Max Müller, Translator
Jack Maguire, Annotations

(Skylight Paths)
The Dhammapada was first transcribed 2000 years ago, 400 years after the death of Buddha. It consists of 422 verses, the Khuddaka Nikaya --- the short collection of the discourses of Buddha. According to Maguire, it is unlike the Bible, the Torah, or the Koran because

    Buddhism is a religion of individual practice and enlightenment, aided by direction from a living teacher and, to a lesser degree, personal study of the Buddhist texts.

Thus The Dhammapada is the fabled "finger pointing at the moon," text that "points to the truth without transcribing it directly."

These verses, translated in the late 19th century by the scholar Max Müller, consist of a series of ornamented mots, not unlike the writings of Lao T'se. For instance, under "Happiness," we find twelve aphorisms, some repetitive, some almost poetical --- such as,

    We live happily indeed when we are not hating those who hate us! Among those who hate us let us dwell free from hatred!

Or:

    We live happily indeed when we are free from greed among the greedy! Among those who are greedy let us dwell free from greed!

Or:

    We live happily indeed when we call nothing our own! We shall be like the bright gods, feeding on happiness!

The editors have placed copious notes on the pages facing these dicta. Thus "Happiness," explains Maguire, is "the opposite of dukkha or 'suffering...' The meaning here is the state in which one lives when one has ended suffering."

Across from aphorism #3, which goes,

    We live happily indeed when we are free from ailments among the ailing! Among those who are ailing let us dwell free from ailments!

Maguire writes,

    The intent in the verse is not to discount compassion for those among us who are ailing physically, emotionally, or spiritually. We are not made happy because we are better off than the ones around us. We can only be made happy when we are free from the ailments even though others around us are not. Contributing to this kind of happiness is the fact that we are then free to help others who are suffering.

Perhaps as interesting as the aphorisms is the Forward by Andrew Harvey, the Series Editor. He says that he went through three stages over the years in his study of The Dhammapada. The first was an uncritical admiration for the Buddha and his teachings --- the fact that it was free from superstition and "cultic rituals." He saw it as a "disciplined, self-responsible path to awakening."

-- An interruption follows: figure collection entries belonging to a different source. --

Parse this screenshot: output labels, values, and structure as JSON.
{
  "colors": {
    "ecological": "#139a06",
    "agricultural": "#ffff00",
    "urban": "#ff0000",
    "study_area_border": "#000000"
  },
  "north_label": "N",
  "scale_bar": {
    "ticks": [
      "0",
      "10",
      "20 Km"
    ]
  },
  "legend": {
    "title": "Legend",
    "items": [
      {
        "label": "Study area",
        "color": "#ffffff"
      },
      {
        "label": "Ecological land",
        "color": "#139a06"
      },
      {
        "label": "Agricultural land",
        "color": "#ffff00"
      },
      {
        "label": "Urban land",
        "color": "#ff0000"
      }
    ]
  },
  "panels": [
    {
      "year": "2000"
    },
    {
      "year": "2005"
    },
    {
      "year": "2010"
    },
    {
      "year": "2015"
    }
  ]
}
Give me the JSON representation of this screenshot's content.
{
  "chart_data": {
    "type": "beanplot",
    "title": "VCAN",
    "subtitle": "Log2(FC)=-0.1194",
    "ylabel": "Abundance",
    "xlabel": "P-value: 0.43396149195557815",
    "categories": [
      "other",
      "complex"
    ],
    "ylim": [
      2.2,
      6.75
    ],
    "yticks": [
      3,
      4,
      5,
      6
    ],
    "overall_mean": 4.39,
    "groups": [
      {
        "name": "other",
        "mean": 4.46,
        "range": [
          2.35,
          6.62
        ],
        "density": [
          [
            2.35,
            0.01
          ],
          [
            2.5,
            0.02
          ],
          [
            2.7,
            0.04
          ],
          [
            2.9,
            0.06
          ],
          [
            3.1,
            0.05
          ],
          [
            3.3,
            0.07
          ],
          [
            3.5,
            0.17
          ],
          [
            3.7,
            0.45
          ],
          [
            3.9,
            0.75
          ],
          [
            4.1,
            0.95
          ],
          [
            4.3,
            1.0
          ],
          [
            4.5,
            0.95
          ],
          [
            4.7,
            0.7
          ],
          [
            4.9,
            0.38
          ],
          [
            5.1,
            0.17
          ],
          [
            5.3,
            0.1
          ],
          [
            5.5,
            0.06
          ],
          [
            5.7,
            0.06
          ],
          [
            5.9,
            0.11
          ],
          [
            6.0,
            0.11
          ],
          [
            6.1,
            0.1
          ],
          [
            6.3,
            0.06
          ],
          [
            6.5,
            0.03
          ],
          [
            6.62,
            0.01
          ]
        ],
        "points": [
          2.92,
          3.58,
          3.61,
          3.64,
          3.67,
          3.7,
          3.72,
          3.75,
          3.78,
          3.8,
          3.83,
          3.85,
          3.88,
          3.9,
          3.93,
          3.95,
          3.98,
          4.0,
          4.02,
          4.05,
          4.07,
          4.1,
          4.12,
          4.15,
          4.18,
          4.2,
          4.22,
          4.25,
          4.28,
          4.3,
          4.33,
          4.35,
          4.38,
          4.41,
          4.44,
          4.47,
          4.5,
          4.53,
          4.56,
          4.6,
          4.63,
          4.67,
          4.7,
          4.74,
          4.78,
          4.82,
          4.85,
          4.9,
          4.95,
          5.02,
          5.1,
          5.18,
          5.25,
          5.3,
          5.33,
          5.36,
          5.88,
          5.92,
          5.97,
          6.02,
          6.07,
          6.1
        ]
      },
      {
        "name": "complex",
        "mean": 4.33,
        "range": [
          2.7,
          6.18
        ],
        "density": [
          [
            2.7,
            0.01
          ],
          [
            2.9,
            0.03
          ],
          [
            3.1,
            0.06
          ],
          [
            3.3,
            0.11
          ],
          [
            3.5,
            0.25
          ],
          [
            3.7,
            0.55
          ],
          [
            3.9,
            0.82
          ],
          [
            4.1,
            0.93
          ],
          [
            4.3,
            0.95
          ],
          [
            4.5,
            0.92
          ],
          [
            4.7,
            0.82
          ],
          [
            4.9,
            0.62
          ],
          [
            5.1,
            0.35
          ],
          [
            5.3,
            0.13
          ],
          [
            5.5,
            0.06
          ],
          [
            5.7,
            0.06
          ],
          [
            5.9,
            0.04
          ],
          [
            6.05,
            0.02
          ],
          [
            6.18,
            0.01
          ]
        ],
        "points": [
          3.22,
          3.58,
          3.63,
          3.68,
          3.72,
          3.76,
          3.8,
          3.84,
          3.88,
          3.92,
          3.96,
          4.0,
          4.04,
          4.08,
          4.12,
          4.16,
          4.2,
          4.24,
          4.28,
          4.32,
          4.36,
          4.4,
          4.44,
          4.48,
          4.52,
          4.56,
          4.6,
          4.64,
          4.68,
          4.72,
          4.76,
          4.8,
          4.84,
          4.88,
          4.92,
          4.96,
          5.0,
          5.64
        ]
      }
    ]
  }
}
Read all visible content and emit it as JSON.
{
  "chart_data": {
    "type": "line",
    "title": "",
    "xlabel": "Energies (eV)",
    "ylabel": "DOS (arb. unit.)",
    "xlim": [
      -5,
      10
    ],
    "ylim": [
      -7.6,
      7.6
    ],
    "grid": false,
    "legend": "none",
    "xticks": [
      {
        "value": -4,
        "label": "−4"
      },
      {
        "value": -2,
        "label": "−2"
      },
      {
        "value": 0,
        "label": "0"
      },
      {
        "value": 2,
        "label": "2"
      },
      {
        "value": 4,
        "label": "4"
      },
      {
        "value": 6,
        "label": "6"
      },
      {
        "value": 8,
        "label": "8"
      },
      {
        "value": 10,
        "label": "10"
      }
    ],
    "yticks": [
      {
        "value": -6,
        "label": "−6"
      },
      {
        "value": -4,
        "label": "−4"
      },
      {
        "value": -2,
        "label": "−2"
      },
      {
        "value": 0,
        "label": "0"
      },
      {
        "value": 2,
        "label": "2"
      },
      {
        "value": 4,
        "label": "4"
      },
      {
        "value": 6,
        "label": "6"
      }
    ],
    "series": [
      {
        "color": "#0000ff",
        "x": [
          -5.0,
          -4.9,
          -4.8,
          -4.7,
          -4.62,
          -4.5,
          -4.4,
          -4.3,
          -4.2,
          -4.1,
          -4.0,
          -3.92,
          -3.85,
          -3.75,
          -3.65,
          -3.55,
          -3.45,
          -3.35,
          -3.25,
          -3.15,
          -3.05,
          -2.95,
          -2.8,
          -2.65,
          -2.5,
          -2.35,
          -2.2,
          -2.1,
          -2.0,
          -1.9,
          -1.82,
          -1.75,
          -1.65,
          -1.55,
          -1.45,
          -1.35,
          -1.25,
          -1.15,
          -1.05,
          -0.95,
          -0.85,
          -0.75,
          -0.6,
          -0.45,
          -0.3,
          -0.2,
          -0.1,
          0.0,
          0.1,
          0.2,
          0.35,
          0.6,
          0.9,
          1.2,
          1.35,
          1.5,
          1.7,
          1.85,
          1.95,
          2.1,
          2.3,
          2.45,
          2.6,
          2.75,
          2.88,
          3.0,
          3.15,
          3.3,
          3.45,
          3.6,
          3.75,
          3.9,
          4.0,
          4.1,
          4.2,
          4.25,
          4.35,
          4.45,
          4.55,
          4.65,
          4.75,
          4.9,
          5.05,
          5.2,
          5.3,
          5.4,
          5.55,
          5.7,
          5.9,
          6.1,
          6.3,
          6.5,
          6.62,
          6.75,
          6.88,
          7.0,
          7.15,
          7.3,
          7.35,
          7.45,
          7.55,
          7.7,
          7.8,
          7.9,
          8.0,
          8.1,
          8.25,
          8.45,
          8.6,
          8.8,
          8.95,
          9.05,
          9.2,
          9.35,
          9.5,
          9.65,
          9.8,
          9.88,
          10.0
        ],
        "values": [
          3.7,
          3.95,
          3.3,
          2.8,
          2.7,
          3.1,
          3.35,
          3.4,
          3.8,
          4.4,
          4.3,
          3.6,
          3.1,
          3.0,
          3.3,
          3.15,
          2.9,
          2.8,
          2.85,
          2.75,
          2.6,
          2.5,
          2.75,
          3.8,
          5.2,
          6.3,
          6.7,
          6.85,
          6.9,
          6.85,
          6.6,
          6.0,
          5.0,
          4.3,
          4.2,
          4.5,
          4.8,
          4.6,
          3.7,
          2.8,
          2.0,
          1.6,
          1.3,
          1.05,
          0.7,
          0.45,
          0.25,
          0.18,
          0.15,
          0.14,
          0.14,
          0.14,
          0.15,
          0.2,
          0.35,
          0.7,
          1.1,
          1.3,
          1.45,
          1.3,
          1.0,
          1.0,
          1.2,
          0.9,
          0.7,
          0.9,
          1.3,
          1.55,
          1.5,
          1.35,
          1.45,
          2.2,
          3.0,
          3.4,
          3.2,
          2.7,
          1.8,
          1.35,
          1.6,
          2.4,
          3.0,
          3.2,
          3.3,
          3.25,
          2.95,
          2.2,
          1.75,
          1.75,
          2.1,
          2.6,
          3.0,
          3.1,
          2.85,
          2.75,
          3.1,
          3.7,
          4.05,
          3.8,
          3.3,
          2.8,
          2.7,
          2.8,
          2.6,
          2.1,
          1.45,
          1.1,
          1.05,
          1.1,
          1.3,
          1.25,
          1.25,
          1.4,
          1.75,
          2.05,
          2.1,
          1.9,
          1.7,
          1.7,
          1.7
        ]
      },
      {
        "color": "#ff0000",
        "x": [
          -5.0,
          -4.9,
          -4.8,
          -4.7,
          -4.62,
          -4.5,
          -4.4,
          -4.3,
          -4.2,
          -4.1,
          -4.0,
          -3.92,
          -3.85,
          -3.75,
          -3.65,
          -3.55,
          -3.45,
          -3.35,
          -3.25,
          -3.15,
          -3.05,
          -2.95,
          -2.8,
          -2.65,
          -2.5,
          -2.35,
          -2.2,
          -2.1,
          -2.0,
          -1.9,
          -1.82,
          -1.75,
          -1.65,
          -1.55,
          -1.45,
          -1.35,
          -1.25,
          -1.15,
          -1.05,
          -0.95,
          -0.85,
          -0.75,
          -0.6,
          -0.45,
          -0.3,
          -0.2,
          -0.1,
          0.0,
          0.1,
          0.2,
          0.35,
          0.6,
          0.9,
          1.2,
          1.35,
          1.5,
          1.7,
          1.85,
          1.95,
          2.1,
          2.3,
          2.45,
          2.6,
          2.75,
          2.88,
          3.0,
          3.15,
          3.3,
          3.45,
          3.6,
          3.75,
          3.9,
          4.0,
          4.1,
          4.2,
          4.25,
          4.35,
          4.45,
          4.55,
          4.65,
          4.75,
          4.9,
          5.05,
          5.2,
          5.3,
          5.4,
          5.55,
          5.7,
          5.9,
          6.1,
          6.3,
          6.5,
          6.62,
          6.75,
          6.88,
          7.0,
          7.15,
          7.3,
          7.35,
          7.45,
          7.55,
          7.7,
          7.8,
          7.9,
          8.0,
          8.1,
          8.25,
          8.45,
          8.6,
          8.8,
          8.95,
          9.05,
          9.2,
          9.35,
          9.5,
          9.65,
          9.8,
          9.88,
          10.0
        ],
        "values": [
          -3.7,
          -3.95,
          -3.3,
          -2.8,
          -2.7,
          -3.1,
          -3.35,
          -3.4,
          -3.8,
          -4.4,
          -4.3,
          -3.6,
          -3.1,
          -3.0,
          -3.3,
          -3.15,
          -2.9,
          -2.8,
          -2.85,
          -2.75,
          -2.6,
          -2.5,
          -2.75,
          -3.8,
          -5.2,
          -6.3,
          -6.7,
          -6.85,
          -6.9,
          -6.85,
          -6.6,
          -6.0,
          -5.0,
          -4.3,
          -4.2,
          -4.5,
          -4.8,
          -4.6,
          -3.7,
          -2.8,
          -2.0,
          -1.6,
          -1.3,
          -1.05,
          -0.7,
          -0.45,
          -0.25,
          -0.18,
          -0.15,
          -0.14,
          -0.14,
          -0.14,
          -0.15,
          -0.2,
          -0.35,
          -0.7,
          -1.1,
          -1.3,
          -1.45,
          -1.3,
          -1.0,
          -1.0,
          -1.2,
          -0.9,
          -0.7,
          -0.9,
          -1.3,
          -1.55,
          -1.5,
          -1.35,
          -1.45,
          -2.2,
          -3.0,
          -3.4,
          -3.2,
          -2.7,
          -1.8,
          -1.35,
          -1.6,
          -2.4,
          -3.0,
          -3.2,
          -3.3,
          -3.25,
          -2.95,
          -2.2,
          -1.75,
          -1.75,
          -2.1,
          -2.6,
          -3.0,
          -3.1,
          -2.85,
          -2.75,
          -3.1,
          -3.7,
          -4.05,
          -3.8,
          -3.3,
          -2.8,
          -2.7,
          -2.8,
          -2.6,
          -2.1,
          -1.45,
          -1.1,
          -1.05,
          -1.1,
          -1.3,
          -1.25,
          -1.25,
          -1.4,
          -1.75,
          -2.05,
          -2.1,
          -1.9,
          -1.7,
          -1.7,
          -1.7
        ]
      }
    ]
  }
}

Then, years later, immersed in what he calls the "Divine Feminine," he found himself critical of the aspects in Buddhism that degraded womanhood. Even though he saw it as a result of the times in which the Buddha lives --- with its "masculine rejection" of "home, marriage, sexuality" --- he asked,

    How could any philosophy that rejected much of earth life and a great deal of the feminine authentically reflect divine unity?

He concluded that it embodied an "unexamined pessimism that underlies his description of life."

Finally, in the third stage of his studies of these documents, he came to develop more tolerance:

    Once I saw and accepted the patriarchal distortion in the Buddha's teachings and saw how they can color and limit the vision of women, desire, the body, and enlightenment itself, I am now free to celebrate what remains timeless and all embracing in them.

The three remaining truths he uncovered were:

  • The Buddha's "unwavering awareness of suffering and evil;"
  • The Buddha's insistence on "the necessity of training and 'guarding' the mind;" and
  • Compassion.
As example of this last, he quotes from the "Twin Verses" of the Dhammapada,

    "She abused me, he beat me, she defeated me, he robbed me." In those who harbor such thoughts, hatred will never cease. "She abused me, he beat me, she defeated me, he robbed me." In those who do not harbor such thoughts, hatred will cease. For never does hatred cease by hatred at any time. Hatred ceases by love. This is an eternal law.